Внезапно ему показалось очень смешным, что в свой самый важный жизненный путь он собрался идти под женским именем, он хохотал захлебываясь, хохотал до слез, которые моментально превращались в самые настоящие горькие слезы, хотя Витаутас Беранкис и не понимал, по кому он плачет — оплакивает ли он себя, или ту женщину, Ону или будущую дорогу, знал только, что женская фамилия никого не насторожит; с прежних времен он знал, что там, далеко за Уралом, в бывшей Стране чудес, никто не различает и не запоминает ни литовских имен, ни фамилий.
Метель перестала бушевать так же внезапно, как и примчалась. И сразу же затрещал несусветный мороз. Такого не помнил ни один из двадцати шести мужчин — даже те, что здесь зимовали уже не первый год. Метель свирепствовала двое или трое суток, ни один из них не мог сказать, сколько было тех ужасных ночей в их ходящем ходуном пристанище — две или три. Числа «два» и «три» совсем перемешались, в этом краю действовали другие измерения, нежели во всем мире.
Морозы не ослабевали уже несколько суток, казалось, что еще немного и даже воздух превратится в лед и начнет трещать. Весь мир оцепенел, не поддалась только река и двадцать шесть заросших щетиной мужнин.
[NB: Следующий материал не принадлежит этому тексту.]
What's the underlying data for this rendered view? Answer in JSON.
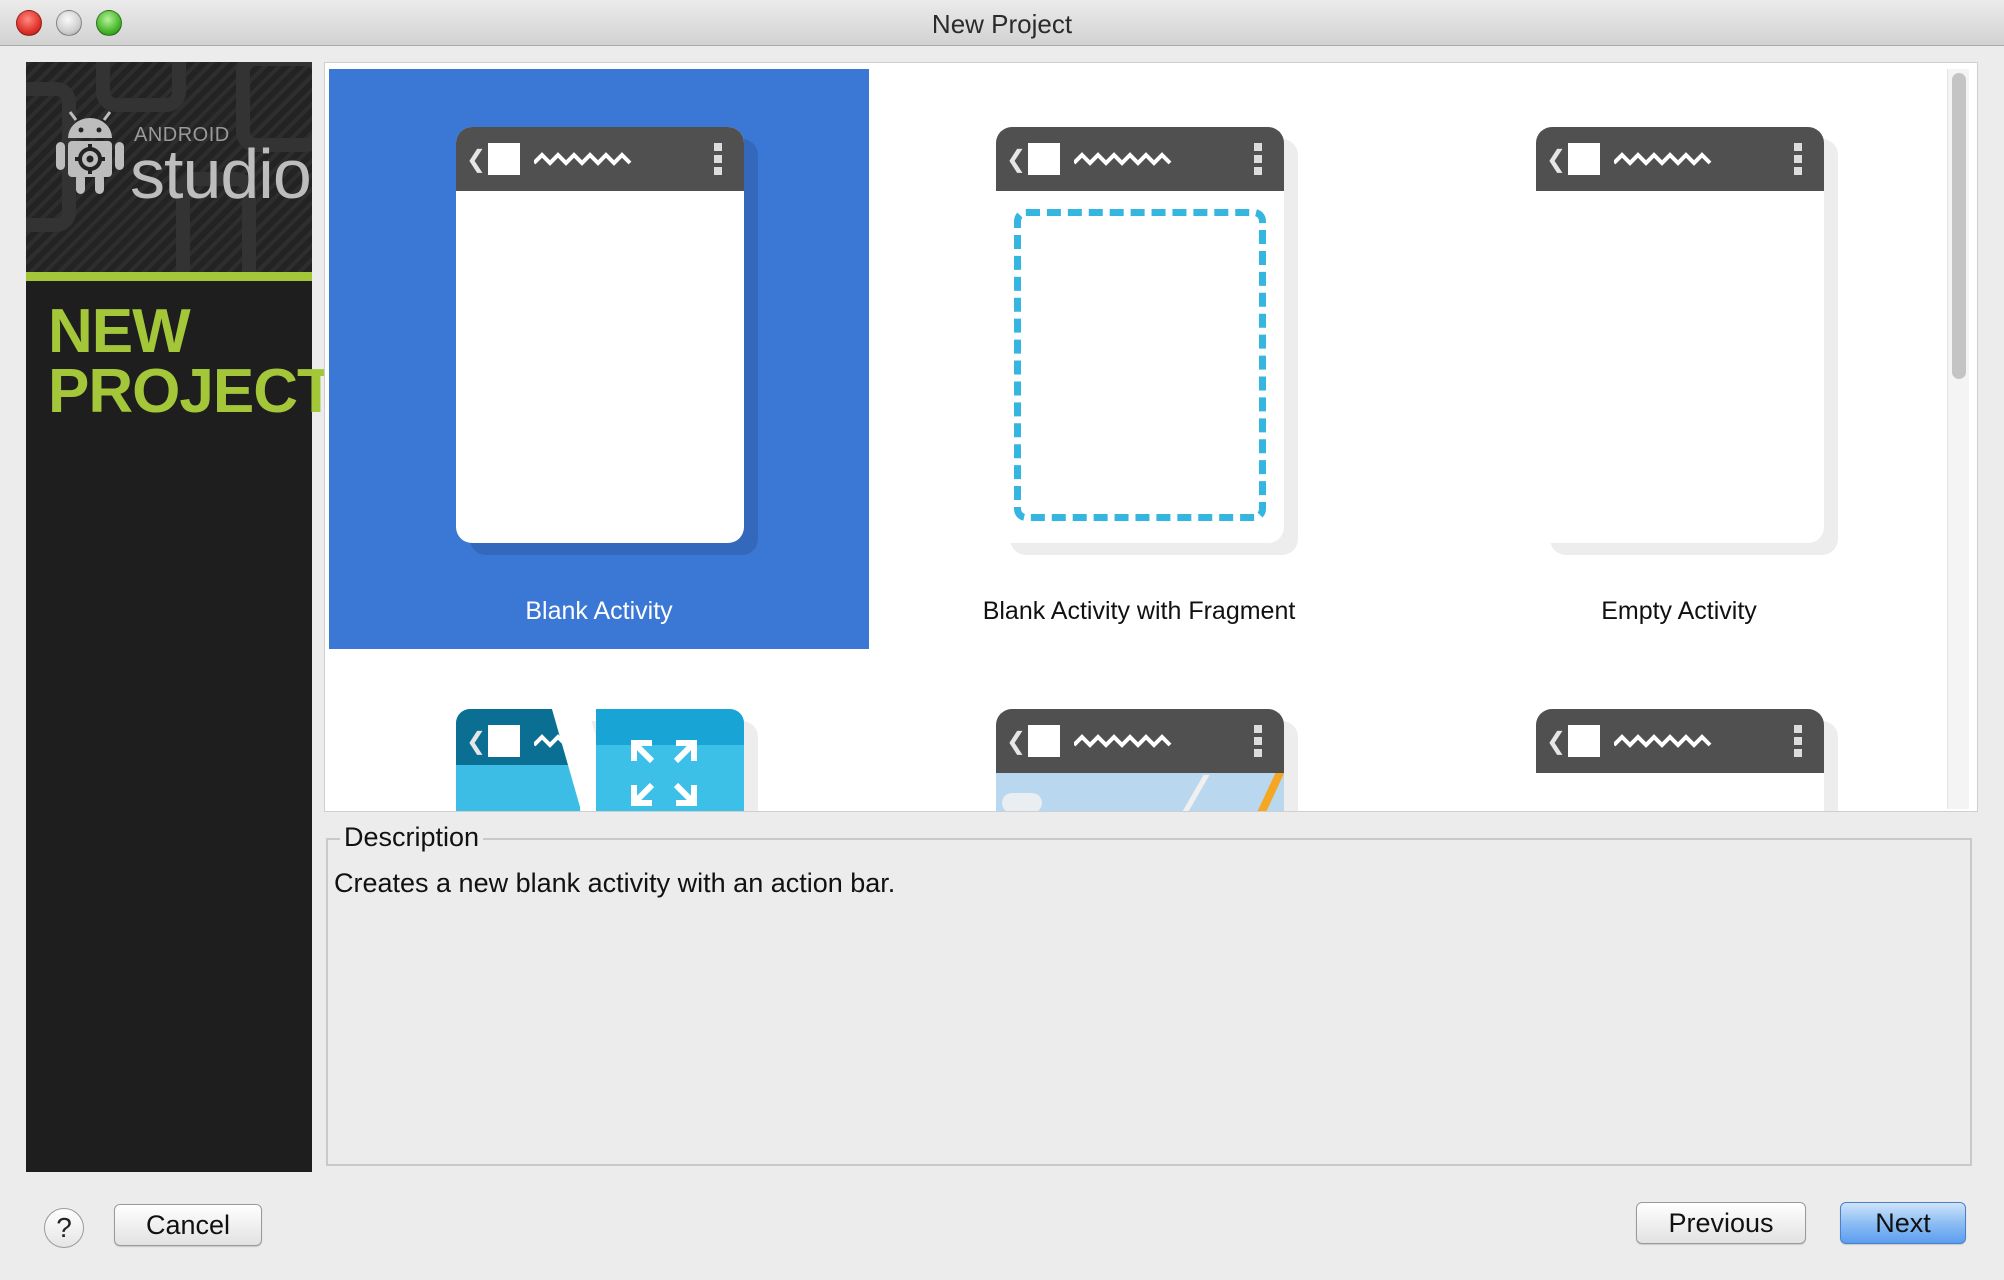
{
  "window": {
    "title": "New Project"
  },
  "brand": {
    "android_label": "ANDROID",
    "studio_label": "studio",
    "heading_line1": "NEW",
    "heading_line2": "PROJECT",
    "accent_color": "#a4c639"
  },
  "gallery": {
    "selected_index": 0,
    "templates": [
      {
        "label": "Blank Activity",
        "icon": "blank-activity-thumbnail"
      },
      {
        "label": "Blank Activity with Fragment",
        "icon": "blank-fragment-thumbnail"
      },
      {
        "label": "Empty Activity",
        "icon": "empty-activity-thumbnail"
      },
      {
        "label": "",
        "icon": "fullscreen-activity-thumbnail"
      },
      {
        "label": "",
        "icon": "map-activity-thumbnail"
      },
      {
        "label": "",
        "icon": "activity-thumbnail"
      }
    ],
    "selection_color": "#3b77d4"
  },
  "description": {
    "legend": "Description",
    "text": "Creates a new blank activity with an action bar."
  },
  "buttons": {
    "help": "?",
    "cancel": "Cancel",
    "previous": "Previous",
    "next": "Next"
  }
}
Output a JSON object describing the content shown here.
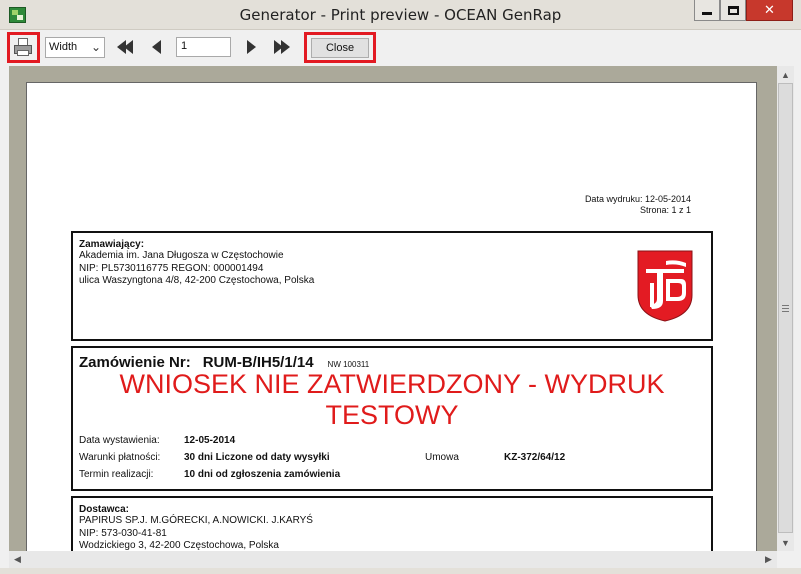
{
  "window": {
    "title": "Generator  - Print preview - OCEAN GenRap",
    "close_glyph": "✕"
  },
  "toolbar": {
    "zoom_value": "Width",
    "page_value": "1",
    "close_label": "Close"
  },
  "document": {
    "print_date": "Data wydruku: 12-05-2014",
    "page_info": "Strona: 1 z 1",
    "orderer": {
      "heading": "Zamawiający:",
      "line1": "Akademia im. Jana Długosza w Częstochowie",
      "line2": "NIP: PL5730116775   REGON: 000001494",
      "line3": "ulica Waszyngtona 4/8, 42-200 Częstochowa, Polska"
    },
    "order": {
      "label": "Zamówienie Nr:",
      "number": "RUM-B/IH5/1/14",
      "nw": "NW 100311",
      "warning_line1": "WNIOSEK NIE ZATWIERDZONY - WYDRUK",
      "warning_line2": "TESTOWY",
      "issue_date_label": "Data wystawienia:",
      "issue_date_value": "12-05-2014",
      "payment_label": "Warunki płatności:",
      "payment_value": "30 dni Liczone od daty wysyłki",
      "contract_label": "Umowa",
      "contract_value": "KZ-372/64/12",
      "deadline_label": "Termin realizacji:",
      "deadline_value": "10 dni od zgłoszenia zamówienia"
    },
    "supplier": {
      "heading": "Dostawca:",
      "line1": "PAPIRUS SP.J. M.GÓRECKI, A.NOWICKI. J.KARYŚ",
      "line2": "NIP: 573-030-41-81",
      "line3": "Wodzickiego 3, 42-200 Częstochowa, Polska"
    },
    "crest_colors": {
      "shield": "#e31b23",
      "emblem": "#ffffff"
    }
  },
  "colors": {
    "highlight": "#e21a22",
    "warning_text": "#e01b1b",
    "preview_bg": "#aba99a"
  }
}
Огонь поддерживали целыми сутками, ибо спичек осталось лишь несколько штук. В том краю огонь и жизнь часто означают одно и то же. Мужчины больше молчали, только Бронис беспрерывно, повторял, что они жрецы, что останутся живы, если бросят в огонь хотя бы небольшую дубовую деревяшку. Но в этом краю дубы с начала времен не росли. Бронис все вскакивал, чтобы пойти искать священное дерево, а мужнины угрюмо, хотя и незлобиво, его удерживали.
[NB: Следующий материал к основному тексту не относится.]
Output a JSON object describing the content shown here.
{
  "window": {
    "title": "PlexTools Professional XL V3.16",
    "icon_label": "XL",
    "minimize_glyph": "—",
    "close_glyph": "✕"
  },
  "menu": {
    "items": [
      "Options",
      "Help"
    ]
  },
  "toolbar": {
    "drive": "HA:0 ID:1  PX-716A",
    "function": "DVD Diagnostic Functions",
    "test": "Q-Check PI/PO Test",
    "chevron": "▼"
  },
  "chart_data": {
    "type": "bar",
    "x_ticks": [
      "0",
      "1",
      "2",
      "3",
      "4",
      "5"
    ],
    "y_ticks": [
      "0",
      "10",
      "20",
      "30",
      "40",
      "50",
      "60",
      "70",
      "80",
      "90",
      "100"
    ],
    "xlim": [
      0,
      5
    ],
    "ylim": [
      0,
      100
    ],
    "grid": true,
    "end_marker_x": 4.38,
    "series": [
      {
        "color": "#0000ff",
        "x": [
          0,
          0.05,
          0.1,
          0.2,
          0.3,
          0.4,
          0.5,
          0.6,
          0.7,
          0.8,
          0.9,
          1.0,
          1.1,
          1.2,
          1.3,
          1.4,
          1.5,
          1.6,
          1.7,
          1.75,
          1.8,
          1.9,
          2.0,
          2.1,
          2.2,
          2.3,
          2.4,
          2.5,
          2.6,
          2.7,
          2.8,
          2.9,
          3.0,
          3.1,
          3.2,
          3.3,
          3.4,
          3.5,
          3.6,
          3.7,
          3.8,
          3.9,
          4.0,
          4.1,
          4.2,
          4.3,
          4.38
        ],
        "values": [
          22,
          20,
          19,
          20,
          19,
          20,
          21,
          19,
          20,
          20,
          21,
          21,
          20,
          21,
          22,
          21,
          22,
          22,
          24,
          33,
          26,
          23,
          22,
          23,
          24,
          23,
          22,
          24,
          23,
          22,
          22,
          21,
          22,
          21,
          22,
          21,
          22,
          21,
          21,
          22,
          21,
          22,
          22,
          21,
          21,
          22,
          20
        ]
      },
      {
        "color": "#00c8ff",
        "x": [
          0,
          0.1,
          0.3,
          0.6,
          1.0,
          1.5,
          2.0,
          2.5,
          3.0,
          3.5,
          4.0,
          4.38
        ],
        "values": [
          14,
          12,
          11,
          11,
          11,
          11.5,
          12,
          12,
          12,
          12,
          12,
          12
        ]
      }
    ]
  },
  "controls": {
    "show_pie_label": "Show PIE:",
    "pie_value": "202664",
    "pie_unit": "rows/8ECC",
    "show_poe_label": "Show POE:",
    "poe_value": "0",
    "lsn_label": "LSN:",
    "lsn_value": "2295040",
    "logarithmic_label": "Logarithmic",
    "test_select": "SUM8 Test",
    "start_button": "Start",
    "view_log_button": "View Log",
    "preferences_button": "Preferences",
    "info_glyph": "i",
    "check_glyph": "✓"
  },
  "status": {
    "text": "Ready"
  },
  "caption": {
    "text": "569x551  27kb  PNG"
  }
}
Последние остатки сухого пайка закончились, некоторые уже принесли из леса кору и шишек и пытались их грызть. Другие копали снег, жгли костер снаружи и старались выкопать чудотворные корешки. Однако мерзлота здесь была сильнее человеческого терпения. По крайней мере, по два раза в день разведчики-добровольцы брели на поиски узкоколейки и возвращались, ничего не добившись. Рельс не было, они навечно исчезли вместе с охранниками и собаками. Остались только сугробы по пояс и несусветная стужа, от которой растрескивались стволы живых деревьев. А еще была река, ее течение, словно живое, должно было дышать воздухом и видеть мир. Она не поддавалась даже этим сильным морозам, была неодолима, как течение жизни всех выселенных на ее берега людей. Могли погиб путь десять, все двадцать шесть, тысячи других. Но никакая сила не могла погубить всех до одного.